Ивана нашли в бытовке при операционном блоке. Он сидел на низкой скамейке у окна, в застиранной серой робе, и держал 2 кисти в тазике с горячей водой — старый способ уговорить старые швы. Когда дверь открылась, он поднял голову без спешки, по-солдатски: сначала оценил, кто вошёл, потом уже стал вставать.
И не встал. Замер на полудвижении.
И генерал замер тоже. В дверях. С поднятой рукой, которой собирался то ли поздороваться, то ли отдать какое-то распоряжение, — рука так и осталась в воздухе, и медленно опустилась, и генерал сделал 1 шаг внутрь бытовки, и ещё 1, вглядываясь в лицо Ивана так, как вглядываются в старую, выцветшую фотографию.
— Не может быть, — сказал он тихо. Совсем не генеральским голосом. — Док?..
Иван молчал. Вода в тазике качнулась.
— Док. — Генерал опустился на табурет напротив, тяжело, мимо, чуть не промахнувшись. — Ты же... Тебя же... Мы же тебя хоронили. Цинк, оркестр, всё как положено. Я лично нёс. Я комбатом тогда... ты меня не узнаёшь? Высота 776-я рядом, медпункт в школе, ты мне осколки из спины дёргал и материл меня, что я без броника... Ну?!

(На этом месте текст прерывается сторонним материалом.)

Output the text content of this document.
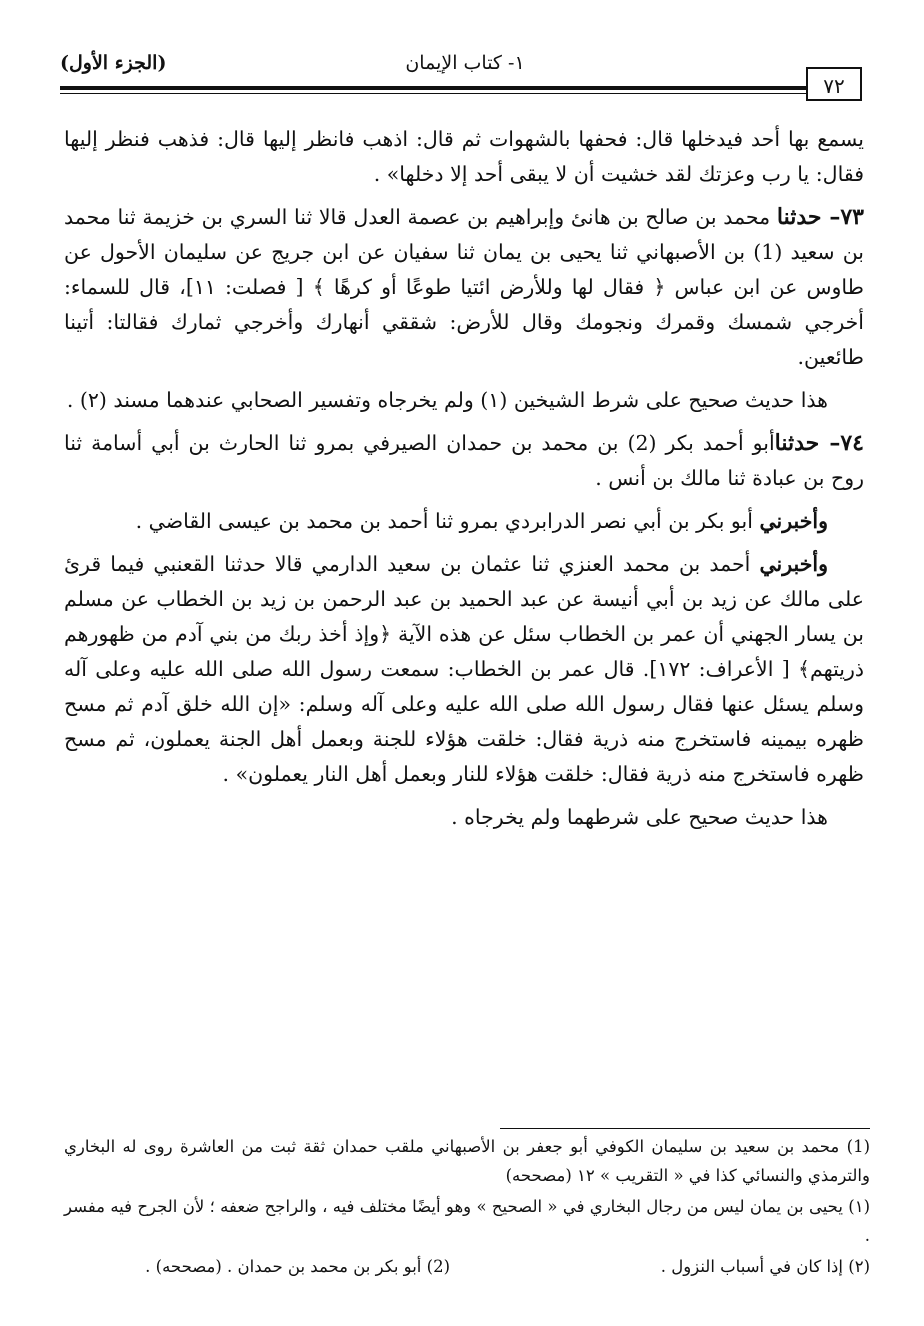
١- كتاب الإيمان
(الجزء الأول)
٧٢

يسمع بها أحد فيدخلها قال: فحفها بالشهوات ثم قال: اذهب فانظر إليها قال: فذهب فنظر إليها فقال: يا رب وعزتك لقد خشيت أن لا يبقى أحد إلا دخلها» .

٧٣– حدثنا محمد بن صالح بن هانئ وإبراهيم بن عصمة العدل قالا ثنا السري بن خزيمة ثنا محمد بن سعيد (1) بن الأصبهاني ثنا يحيى بن يمان ثنا سفيان عن ابن جريج عن سليمان الأحول عن طاوس عن ابن عباس ﴿ فقال لها وللأرض ائتيا طوعًا أو كرهًا ﴾ [ فصلت: ١١]، قال للسماء: أخرجي شمسك وقمرك ونجومك وقال للأرض: شققي أنهارك وأخرجي ثمارك فقالتا: أتينا طائعين.

هذا حديث صحيح على شرط الشيخين (١) ولم يخرجاه وتفسير الصحابي عندهما مسند (٢) .

٧٤– حدثناأبو أحمد بكر (2) بن محمد بن حمدان الصيرفي بمرو ثنا الحارث بن أبي أسامة ثنا روح بن عبادة ثنا مالك بن أنس .

وأخبرني أبو بكر بن أبي نصر الدرابردي بمرو ثنا أحمد بن محمد بن عيسى القاضي .

وأخبرني أحمد بن محمد العنزي ثنا عثمان بن سعيد الدارمي قالا حدثنا القعنبي فيما قرئ على مالك عن زيد بن أبي أنيسة عن عبد الحميد بن عبد الرحمن بن زيد بن الخطاب عن مسلم بن يسار الجهني أن عمر بن الخطاب سئل عن هذه الآية ﴿وإذ أخذ ربك من بني آدم من ظهورهم ذريتهم﴾ [ الأعراف: ١٧٢]. قال عمر بن الخطاب: سمعت رسول الله صلى الله عليه وعلى آله وسلم يسئل عنها فقال رسول الله صلى الله عليه وعلى آله وسلم: «إن الله خلق آدم ثم مسح ظهره بيمينه فاستخرج منه ذرية فقال: خلقت هؤلاء للجنة وبعمل أهل الجنة يعملون، ثم مسح ظهره فاستخرج منه ذرية فقال: خلقت هؤلاء للنار وبعمل أهل النار يعملون» .

هذا حديث صحيح على شرطهما ولم يخرجاه .

(1) محمد بن سعيد بن سليمان الكوفي أبو جعفر بن الأصبهاني ملقب حمدان ثقة ثبت من العاشرة روى له البخاري والترمذي والنسائي كذا في « التقريب » ١٢ (مصححه)

(١) يحيى بن يمان ليس من رجال البخاري في « الصحيح » وهو أيضًا مختلف فيه ، والراجح ضعفه ؛ لأن الجرح فيه مفسر .

(٢) إذا كان في أسباب النزول .
(2) أبو بكر بن محمد بن حمدان . (مصححه) .
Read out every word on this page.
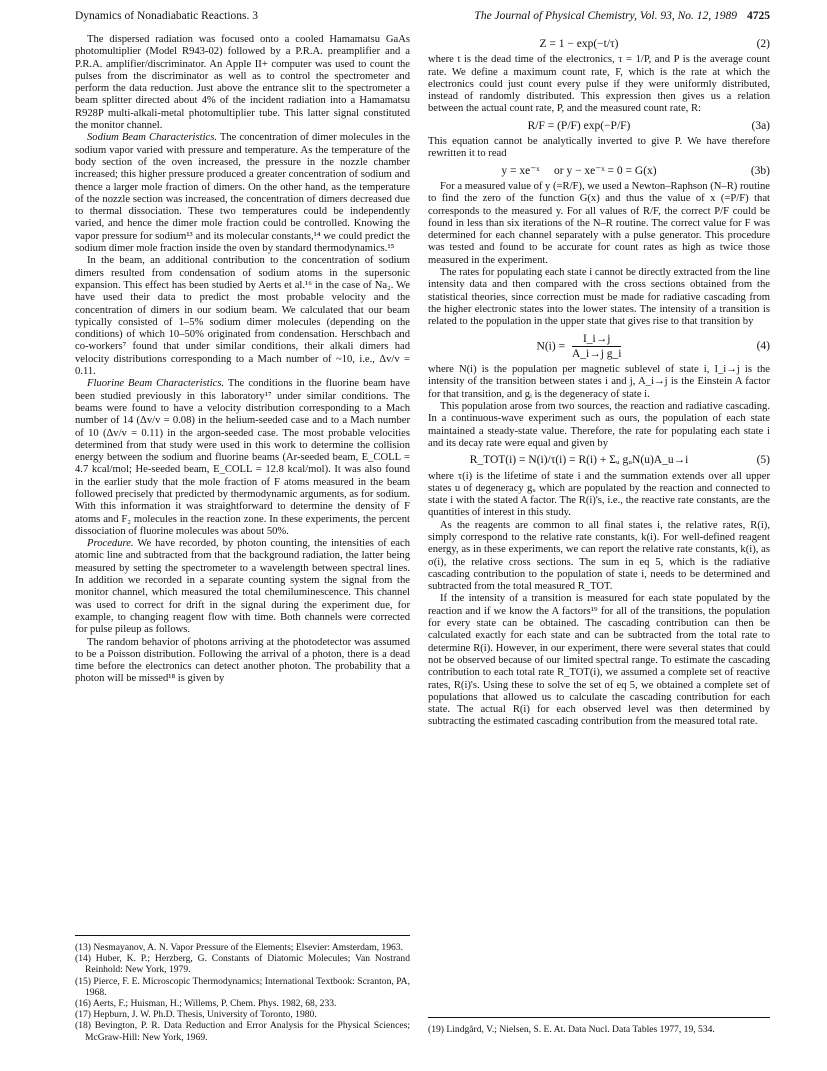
Dynamics of Nonadiabatic Reactions. 3	The Journal of Physical Chemistry, Vol. 93, No. 12, 1989 4725

The dispersed radiation was focused onto a cooled Hamamatsu GaAs photomultiplier (Model R943-02) followed by a P.R.A. preamplifier and a P.R.A. amplifier/discriminator. An Apple II+ computer was used to count the pulses from the discriminator as well as to control the spectrometer and perform the data reduction. Just above the entrance slit to the spectrometer a beam splitter directed about 4% of the incident radiation into a Hamamatsu R928P multi-alkali-metal photomultiplier tube. This latter signal constituted the monitor channel.

Sodium Beam Characteristics. The concentration of dimer molecules in the sodium vapor varied with pressure and temperature. As the temperature of the body section of the oven increased, the pressure in the nozzle chamber increased; this higher pressure produced a greater concentration of sodium and thence a larger mole fraction of dimers. On the other hand, as the temperature of the nozzle section was increased, the concentration of dimers decreased due to thermal dissociation. These two temperatures could be independently varied, and hence the dimer mole fraction could be controlled. Knowing the vapor pressure for sodium¹³ and its molecular constants,¹⁴ we could predict the sodium dimer mole fraction inside the oven by standard thermodynamics.¹⁵

In the beam, an additional contribution to the concentration of sodium dimers resulted from condensation of sodium atoms in the supersonic expansion. This effect has been studied by Aerts et al.¹⁶ in the case of Na₂. We have used their data to predict the most probable velocity and the concentration of dimers in our sodium beam. We calculated that our beam typically consisted of 1–5% sodium dimer molecules (depending on the conditions) of which 10–50% originated from condensation. Herschbach and co-workers⁷ found that under similar conditions, their alkali dimers had velocity distributions corresponding to a Mach number of ~10, i.e., Δv/v = 0.11.

Fluorine Beam Characteristics. The conditions in the fluorine beam have been studied previously in this laboratory¹⁷ under similar conditions. The beams were found to have a velocity distribution corresponding to a Mach number of 14 (Δv/v = 0.08) in the helium-seeded case and to a Mach number of 10 (Δv/v = 0.11) in the argon-seeded case. The most probable velocities determined from that study were used in this work to determine the collision energy between the sodium and fluorine beams (Ar-seeded beam, E_COLL = 4.7 kcal/mol; He-seeded beam, E_COLL = 12.8 kcal/mol). It was also found in the earlier study that the mole fraction of F atoms measured in the beam followed precisely that predicted by thermodynamic arguments, as for sodium. With this information it was straightforward to determine the density of F atoms and F₂ molecules in the reaction zone. In these experiments, the percent dissociation of fluorine molecules was about 50%.

Procedure. We have recorded, by photon counting, the intensities of each atomic line and subtracted from that the background radiation, the latter being measured by setting the spectrometer to a wavelength between spectral lines. In addition we recorded in a separate counting system the signal from the monitor channel, which measured the total chemiluminescence. This channel was used to correct for drift in the signal during the experiment due, for example, to changing reagent flow with time. Both channels were corrected for pulse pileup as follows.

The random behavior of photons arriving at the photodetector was assumed to be a Poisson distribution. Following the arrival of a photon, there is a dead time before the electronics can detect another photon. The probability that a photon will be missed¹⁸ is given by

Z = 1 − exp(−t/τ)	(2)

where t is the dead time of the electronics, τ = 1/P, and P is the average count rate. We define a maximum count rate, F, which is the rate at which the electronics could just count every pulse if they were uniformly distributed, instead of randomly distributed. This expression then gives us a relation between the actual count rate, P, and the measured count rate, R:

R/F = (P/F) exp(−P/F)	(3a)

This equation cannot be analytically inverted to give P. We have therefore rewritten it to read

y = xe⁻ˣ     or y − xe⁻ˣ = 0 = G(x)	(3b)

For a measured value of y (=R/F), we used a Newton–Raphson (N–R) routine to find the zero of the function G(x) and thus the value of x (=P/F) that corresponds to the measured y. For all values of R/F, the correct P/F could be found in less than six iterations of the N–R routine. The correct value for F was determined for each channel separately with a pulse generator. This procedure was tested and found to be accurate for count rates as high as twice those measured in the experiment.

The rates for populating each state i cannot be directly extracted from the line intensity data and then compared with the cross sections obtained from the statistical theories, since correction must be made for radiative cascading from the higher electronic states into the lower states. The intensity of a transition is related to the population in the upper state that gives rise to that transition by

$N(i) = \frac{I\_i\to j}{\text{A\_i→j g\_i}}$	(4)

where N(i) is the population per magnetic sublevel of state i, I_i→j is the intensity of the transition between states i and j, A_i→j is the Einstein A factor for that transition, and gᵢ is the degeneracy of state i.

This population arose from two sources, the reaction and radiative cascading. In a continuous-wave experiment such as ours, the population of each state maintained a steady-state value. Therefore, the rate for populating each state i and its decay rate were equal and given by

R_TOT(i) = N(i)/τ(i) = R(i) + Σᵤ gᵤN(u)A_u→i	(5)

where τ(i) is the lifetime of state i and the summation extends over all upper states u of degeneracy gᵤ which are populated by the reaction and connected to state i with the stated A factor. The R(i)'s, i.e., the reactive rate constants, are the quantities of interest in this study.

As the reagents are common to all final states i, the relative rates, R(i), simply correspond to the relative rate constants, k(i). For well-defined reagent energy, as in these experiments, we can report the relative rate constants, k(i), as σ(i), the relative cross sections. The sum in eq 5, which is the radiative cascading contribution to the population of state i, needs to be determined and subtracted from the total measured R_TOT.

If the intensity of a transition is measured for each state populated by the reaction and if we know the A factors¹⁹ for all of the transitions, the population for every state can be obtained. The cascading contribution can then be calculated exactly for each state and can be subtracted from the total rate to determine R(i). However, in our experiment, there were several states that could not be observed because of our limited spectral range. To estimate the cascading contribution to each total rate R_TOT(i), we assumed a complete set of reactive rates, R(i)'s. Using these to solve the set of eq 5, we obtained a complete set of populations that allowed us to calculate the cascading contribution for each state. The actual R(i) for each observed level was then determined by subtracting the estimated cascading contribution from the measured total rate.

(13) Nesmayanov, A. N. Vapor Pressure of the Elements; Elsevier: Amsterdam, 1963.
(14) Huber, K. P.; Herzberg, G. Constants of Diatomic Molecules; Van Nostrand Reinhold: New York, 1979.
(15) Pierce, F. E. Microscopic Thermodynamics; International Textbook: Scranton, PA, 1968.
(16) Aerts, F.; Huisman, H.; Willems, P. Chem. Phys. 1982, 68, 233.
(17) Hepburn, J. W. Ph.D. Thesis, University of Toronto, 1980.
(18) Bevington, P. R. Data Reduction and Error Analysis for the Physical Sciences; McGraw-Hill: New York, 1969.
(19) Lindgård, V.; Nielsen, S. E. At. Data Nucl. Data Tables 1977, 19, 534.
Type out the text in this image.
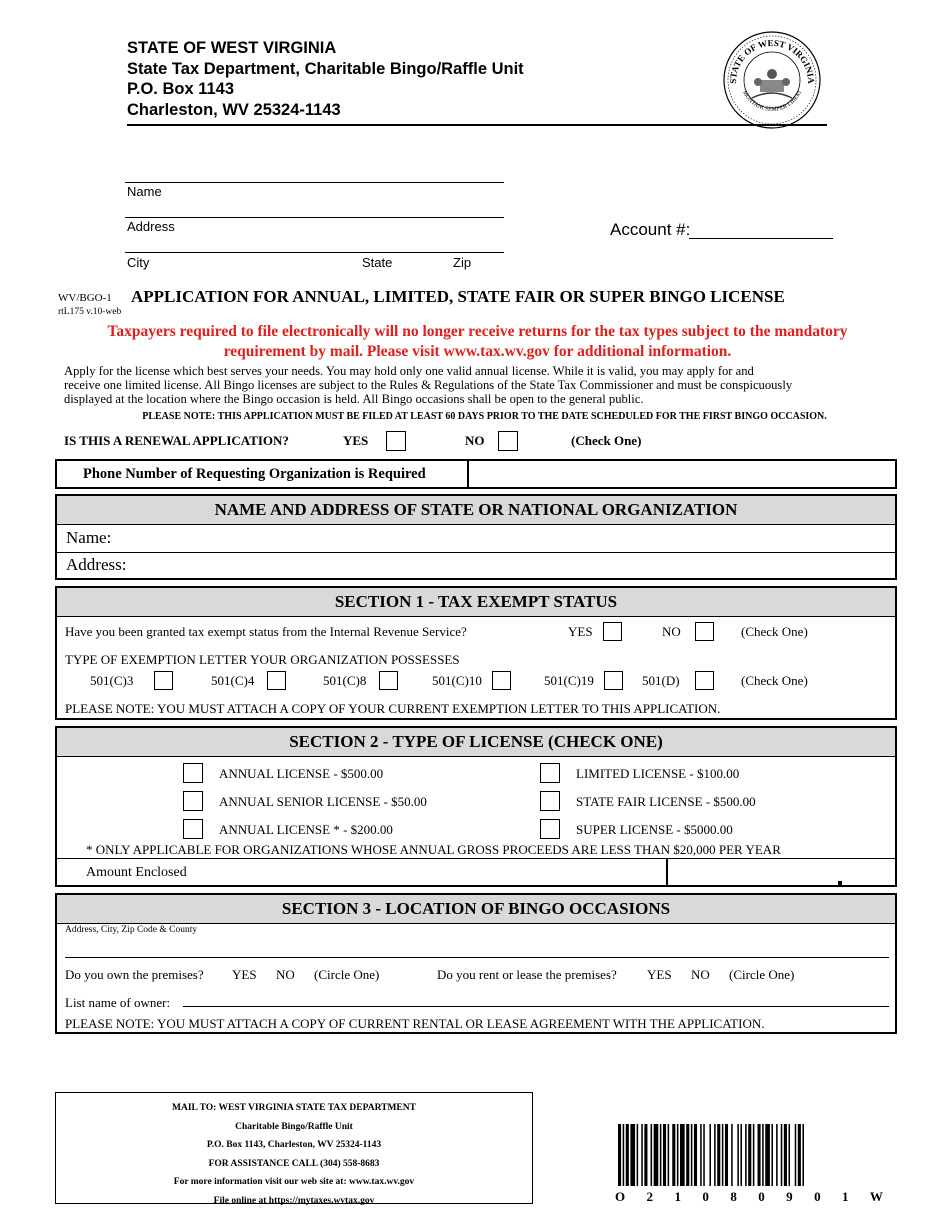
STATE OF WEST VIRGINIA
State Tax Department, Charitable Bingo/Raffle Unit
P.O. Box 1143
Charleston, WV 25324-1143
STATE OF WEST VIRGINIA
MONTANI SEMPER LIBERI
Name
Address
City	State	Zip
Account #:
WV/BGO-1
rtL175 v.10-web
APPLICATION FOR ANNUAL, LIMITED, STATE FAIR OR SUPER BINGO LICENSE
Taxpayers required to file electronically will no longer receive returns for the tax types subject to the mandatory
requirement by mail. Please visit www.tax.wv.gov for additional information.
Apply for the license which best serves your needs. You may hold only one valid annual license. While it is valid, you may apply for and
receive one limited license. All Bingo licenses are subject to the Rules & Regulations of the State Tax Commissioner and must be conspicuously
displayed at the location where the Bingo occasion is held. All Bingo occasions shall be open to the general public.
PLEASE NOTE: THIS APPLICATION MUST BE FILED AT LEAST 60 DAYS PRIOR TO THE DATE SCHEDULED FOR THE FIRST BINGO OCCASION.
IS THIS A RENEWAL APPLICATION?	YES	NO	(Check One)
Phone Number of Requesting Organization is Required
NAME AND ADDRESS OF STATE OR NATIONAL ORGANIZATION
Name:
Address:
SECTION 1 - TAX EXEMPT STATUS
Have you been granted tax exempt status from the Internal Revenue Service?	YES	NO	(Check One)
TYPE OF EXEMPTION LETTER YOUR ORGANIZATION POSSESSES
501(C)3	501(C)4	501(C)8	501(C)10	501(C)19	501(D)	(Check One)
PLEASE NOTE: YOU MUST ATTACH A COPY OF YOUR CURRENT EXEMPTION LETTER TO THIS APPLICATION.
SECTION 2 - TYPE OF LICENSE (CHECK ONE)
ANNUAL LICENSE - $500.00
ANNUAL SENIOR LICENSE - $50.00
ANNUAL LICENSE * - $200.00
LIMITED LICENSE - $100.00
STATE FAIR LICENSE - $500.00
SUPER LICENSE - $5000.00
* ONLY APPLICABLE FOR ORGANIZATIONS WHOSE ANNUAL GROSS PROCEEDS ARE LESS THAN $20,000 PER YEAR
Amount Enclosed
SECTION 3 - LOCATION OF BINGO OCCASIONS
Address, City, Zip Code & County
Do you own the premises? YES NO (Circle One)	Do you rent or lease the premises? YES NO (Circle One)
List name of owner:
PLEASE NOTE: YOU MUST ATTACH A COPY OF CURRENT RENTAL OR LEASE AGREEMENT WITH THE APPLICATION.
MAIL TO: WEST VIRGINIA STATE TAX DEPARTMENT
Charitable Bingo/Raffle Unit
P.O. Box 1143, Charleston, WV 25324-1143
FOR ASSISTANCE CALL (304) 558-8683
For more information visit our web site at: www.tax.wv.gov
File online at https://mytaxes.wvtax.gov	O 2 1 0 8 0 9 0 1 W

— Узнаю, — сказал Иван. — Здравия желаю, товарищ генерал. Комбат.
— Какой я тебе... — генерал махнул рукой, и рука у него не долетела до конца жеста. — 20 лет. 20 лет, Док. В цинке-то кто был?
— Не знаю. Там всех... — Иван посмотрел в тазик. — Там после прямого попадания разбирали по фрагментам. Кого-то собрали под мою фамилию. Я в это время лежал в фильтрационном у чужих, без документов, без лица — обгорел, — и без рук. Кисти висели. Меня выменяли через 8 месяцев, по ошибке, вместо другого. А когда я доехал до своих... — он пожал плечами, и это было самое страшное пожатие плечами, которое генерал видел в жизни, — я уже был похоронен. Пенсия назначена. Матери мёртвых пацанов получили извещения с моей подписью врача — последней. Понимаешь? Я подписывал их карточки. 28 карточек. А потом их всех накрыло в моём медпункте. На моих столах. И я решил, что покойнику возвращаться некуда. Покойник пошёл работать санитаром. Покойникам дипломы не нужны.
В бытовке было слышно, как в тазике остывает вода. Как за стеной, в блоке, кто-то катит тележку со звенящими биксами. Как внизу, под окнами, хлопают двери очередной скорой.
— А парень, — сказал генерал. — Артём. Ты знал, чей он?
— Увидел. Лицо. — Иван вытащил кисти из воды, вытер их о полотенце, каждую отдельно, палец за пальцем. — Он же Лёхин. 1 в 1. Лёха так же бровь ломал, когда больно. Я его на столе узнал раньше, чем карту прочитал. А в карте — Алексеева. Всё сошлось.
— Лёха тебя до последнего... — генерал не договорил. Помолчал. Начал заново, глухо: — Я на его вдове женился через 6 лет. Ты знай. Не по-подлому. Она 6 лет одна с пацаном... Я к ним ходил как к семье погибшего, а потом... В общем, Артёмка мне сын. Не по крови, но мой. Он в училище пошёл сам, я отговаривал. Лёхина порода — разве отговоришь.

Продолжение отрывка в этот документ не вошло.